Looming dangers for India’s handloom technologies

T. V. Padma

T. V. Padma
South Asia regional coordinator, SciDev.Net

Telling a story is an Irish way of life, and I got to hear several about druids, Celts, Vikings, and the ‘leprechaun’, a mischievous fairy in Irish folklore. So, here is mine – about a British textile loom that headed to India, but ended in Ireland’s Wicklow mountains.  I found it in a corner of Ireland’s oldest working wool mill in the village of Avoca.

The loom’s travel itinerary as it left England in the 19th century, was presumably altered by rough seas and would not have led to a ‘diplomatic incident’ as both countries were then ruled by England. And so, the old ‘Hattersley’ loom —  a power loom for textile weaving to replace hand weaving – came to Avoca.

I was curious about Avoca because I wanted to see how traditional weaving survived against the onslaught of sophisticated textile technologies, mass-produced goods and branded wear in these days of globalisation.

A man using a handloom in India (Flickr/jankie_SquareCrop)

Indian weavers, whose families for generations spun by hand some of the country’s best known (at home at least) products – from the famous Benaras (Varanasi) silk brocade saris to ‘pochampally’ (a typical bright hand-woven pattern) silks and cottons — were, and some still are, in dire straits. Their plight was highlighted by multiple suicides by poor, debt-ridden weaving families  a few years ago,  as their modern power looms took over in India’s newly liberalised economy.
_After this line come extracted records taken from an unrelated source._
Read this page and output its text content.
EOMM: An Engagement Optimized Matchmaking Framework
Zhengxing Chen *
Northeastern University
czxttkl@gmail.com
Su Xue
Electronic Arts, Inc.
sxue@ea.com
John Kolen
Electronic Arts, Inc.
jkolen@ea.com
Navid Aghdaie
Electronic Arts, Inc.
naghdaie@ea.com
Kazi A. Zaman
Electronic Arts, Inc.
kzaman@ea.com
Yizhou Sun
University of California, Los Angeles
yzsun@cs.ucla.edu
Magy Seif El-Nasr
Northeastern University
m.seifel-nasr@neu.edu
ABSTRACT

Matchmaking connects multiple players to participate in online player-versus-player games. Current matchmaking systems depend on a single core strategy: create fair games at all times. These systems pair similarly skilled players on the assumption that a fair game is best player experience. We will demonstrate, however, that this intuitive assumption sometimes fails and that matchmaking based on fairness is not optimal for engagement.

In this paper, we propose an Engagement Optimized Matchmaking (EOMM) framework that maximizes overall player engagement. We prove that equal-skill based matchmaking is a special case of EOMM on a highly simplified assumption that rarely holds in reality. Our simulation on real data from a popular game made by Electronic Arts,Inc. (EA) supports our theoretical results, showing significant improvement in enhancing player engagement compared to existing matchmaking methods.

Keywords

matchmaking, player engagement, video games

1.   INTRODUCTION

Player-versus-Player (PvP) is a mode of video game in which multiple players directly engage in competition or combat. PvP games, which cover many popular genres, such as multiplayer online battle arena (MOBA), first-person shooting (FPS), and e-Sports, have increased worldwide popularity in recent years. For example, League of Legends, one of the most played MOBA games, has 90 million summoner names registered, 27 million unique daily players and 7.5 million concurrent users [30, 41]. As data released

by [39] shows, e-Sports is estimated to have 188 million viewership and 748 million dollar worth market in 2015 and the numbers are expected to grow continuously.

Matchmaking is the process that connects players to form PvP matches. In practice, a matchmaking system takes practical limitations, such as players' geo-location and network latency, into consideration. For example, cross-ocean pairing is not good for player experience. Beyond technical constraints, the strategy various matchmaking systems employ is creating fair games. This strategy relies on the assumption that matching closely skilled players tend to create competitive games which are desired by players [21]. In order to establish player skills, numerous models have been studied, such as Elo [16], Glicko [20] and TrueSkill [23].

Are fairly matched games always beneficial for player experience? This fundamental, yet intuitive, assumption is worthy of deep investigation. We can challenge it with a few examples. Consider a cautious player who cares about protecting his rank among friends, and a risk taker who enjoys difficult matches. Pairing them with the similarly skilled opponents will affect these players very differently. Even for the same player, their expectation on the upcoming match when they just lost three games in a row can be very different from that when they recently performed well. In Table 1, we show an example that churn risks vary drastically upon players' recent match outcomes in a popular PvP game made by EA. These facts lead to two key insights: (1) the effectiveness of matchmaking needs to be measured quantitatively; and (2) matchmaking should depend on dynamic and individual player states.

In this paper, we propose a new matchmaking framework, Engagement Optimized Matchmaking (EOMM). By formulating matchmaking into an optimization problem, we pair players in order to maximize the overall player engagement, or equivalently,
Avoca long ago switched to power looms, albeit the older ones, and has retail chains of its products that are now advertised as traditional crafts. The old loom operated by hands and legs, though working, is more of a ‘touristy’ attraction, than the norm.

Sadly, scientific studies on improving traditional, less energy-intensive technologies are few as they are not recognised as ‘frontier’ science, capable of finding a place in high-impact journals or boosting one’s one scientific career.

Or maybe some  leprechaun or fairy will, one day, help organise conference sessions on how innovation can help traditional technologies survive.